Quels éléments pourraient changer la donne ?

Il faudrait qu’il y ait une véritable culture golf en France. La ffgolf a essayé avec le Ryder Cup et nous constatons que l’événement a créé un véritable engouement, a créé des gens qui se sont mis à regarder un peu le golf à la télévision, mais malheureusement l’effet a été éphémère – comme tous les quatre ans certains regardent les J.O. D’ailleurs, cela est très comparable : dans un certain nombre de sports olympiques comme l’escrime, le judo, la lutte… lorsque vous avez un Français en finale, vous faites 3 ou 4 millions de téléspectateurs. La semaine d’après vous pouvez avoir les Championnats du Monde du même sport, ils ne seront peut-être même pas télévisés, car il n’y a pas d’audience. Clairement, tant que le golf ne sera pas considéré par une partie du public français comme un spectacle sportif à regarder, je ne vois pas pourquoi il y aurait des annonceurs qui viendraient. En France, un joueur amateur de golf préfère aller jouer avec ses amis plutôt que de regarder des champions. Et éventuellement le soir s’il a une heure à perdre, il va regarder un résumé ou une partie de la rediffusion.

L’émergence d’une championne ou d’un champion jouant le rôle de locomotive pourrait-il faire évoluer les choses ?

Peut-être qu’il y aurait du chauvinisme. Jusqu’à présent hélas nous ne l’avons jamais eu. Nous ne sommes pas passés loin avec Jean Van de Velde en 1999 au British Open mais le sort en a décidé autrement.
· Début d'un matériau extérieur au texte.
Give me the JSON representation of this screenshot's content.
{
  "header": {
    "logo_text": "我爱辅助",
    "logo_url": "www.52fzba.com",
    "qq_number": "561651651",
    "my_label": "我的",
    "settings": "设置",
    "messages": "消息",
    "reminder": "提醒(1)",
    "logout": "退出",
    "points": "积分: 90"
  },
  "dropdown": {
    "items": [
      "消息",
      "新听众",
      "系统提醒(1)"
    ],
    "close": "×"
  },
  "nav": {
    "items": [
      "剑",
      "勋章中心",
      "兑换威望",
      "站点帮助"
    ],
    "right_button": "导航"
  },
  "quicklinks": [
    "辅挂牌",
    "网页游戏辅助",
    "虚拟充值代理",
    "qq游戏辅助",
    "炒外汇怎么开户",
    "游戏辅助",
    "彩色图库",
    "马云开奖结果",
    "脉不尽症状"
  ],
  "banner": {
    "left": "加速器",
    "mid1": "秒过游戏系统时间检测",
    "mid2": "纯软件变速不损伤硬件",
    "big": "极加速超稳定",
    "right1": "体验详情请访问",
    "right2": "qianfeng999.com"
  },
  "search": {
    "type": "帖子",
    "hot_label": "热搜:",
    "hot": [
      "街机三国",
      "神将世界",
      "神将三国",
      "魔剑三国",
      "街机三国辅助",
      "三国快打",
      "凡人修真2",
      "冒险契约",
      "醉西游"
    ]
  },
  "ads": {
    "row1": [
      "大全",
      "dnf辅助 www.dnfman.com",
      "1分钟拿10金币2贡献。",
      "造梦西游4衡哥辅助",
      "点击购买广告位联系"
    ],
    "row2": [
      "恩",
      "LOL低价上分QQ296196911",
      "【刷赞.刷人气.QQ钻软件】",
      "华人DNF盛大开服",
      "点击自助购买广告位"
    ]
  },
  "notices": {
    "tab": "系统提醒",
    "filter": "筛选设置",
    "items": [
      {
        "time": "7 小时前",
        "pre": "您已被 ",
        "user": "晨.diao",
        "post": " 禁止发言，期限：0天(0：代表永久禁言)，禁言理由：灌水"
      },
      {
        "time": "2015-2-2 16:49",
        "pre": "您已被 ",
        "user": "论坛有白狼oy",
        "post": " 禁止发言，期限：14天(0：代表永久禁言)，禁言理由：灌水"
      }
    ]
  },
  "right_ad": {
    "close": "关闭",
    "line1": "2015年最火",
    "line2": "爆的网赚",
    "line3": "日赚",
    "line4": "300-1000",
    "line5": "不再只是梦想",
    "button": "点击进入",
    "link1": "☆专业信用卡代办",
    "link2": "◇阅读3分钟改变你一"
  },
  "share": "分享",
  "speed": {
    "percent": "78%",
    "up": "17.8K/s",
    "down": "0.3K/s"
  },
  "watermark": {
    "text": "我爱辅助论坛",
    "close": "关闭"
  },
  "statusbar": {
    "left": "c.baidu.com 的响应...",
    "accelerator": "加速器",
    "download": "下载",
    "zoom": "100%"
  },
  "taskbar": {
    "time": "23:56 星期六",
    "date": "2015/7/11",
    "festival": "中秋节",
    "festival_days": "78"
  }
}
Nous n’avons pas encore cette locomotive même si nous avons pensé l’avoir il y a peu de temps avec Victor Dubuisson. Ce qui est d’ailleurs paradoxal, c’est que nous sommes l’un des pays ayant le plus de joueuses et joueurs présents dans l’élite européenne mais aucun n’est parvenu à endosser ce rôle. Peut-être serait-ce le début d’un cycle nouveau pour le golf en France. Pour l’instant, personne ne peut le dire.

VDV Partners organise cette année le Legends Open de France hosted by Jean Van de Velde. Pouvez-vous nous présenter cet événement ?

Ce que je peux d’ores et déjà dire, en rapport avec le contexte sanitaire, c’est que l’événement aura lieu. Mais compte tenu de la situation en Grande-Bretagne, il existe une inconnue sur la venue des joueurs britanniques sur le territoire français. Si par exemple ils doivent se mettre en quarantaine en Angleterre à leur retour cela va certainement en freiner certains. Pour le moment, nous faisons comme si tout allait bien se passer. L’un des points clés de l’événement réside dans sa formule, inédite en France : l’Alliance. Il y aura un champ de 60 joueurs professionnels qui joueront trois tours (sans cut). Chaque départ sera composé de deux pros et d’un amateur qui aura acheté sa place. Ce dernier va vivre les trois tours comme un pro, en prenant le départ devant les caméras, son score déterminera ses heures de départ les jours suivants, le meilleur amateur des deux premiers jours jouera donc dans la dernière partie le dimanche et tous auront accès au Players Lounge… La seule différence, c’est qu’il n’y aura bien entendu pas de classement commun entre professionnels et amateurs.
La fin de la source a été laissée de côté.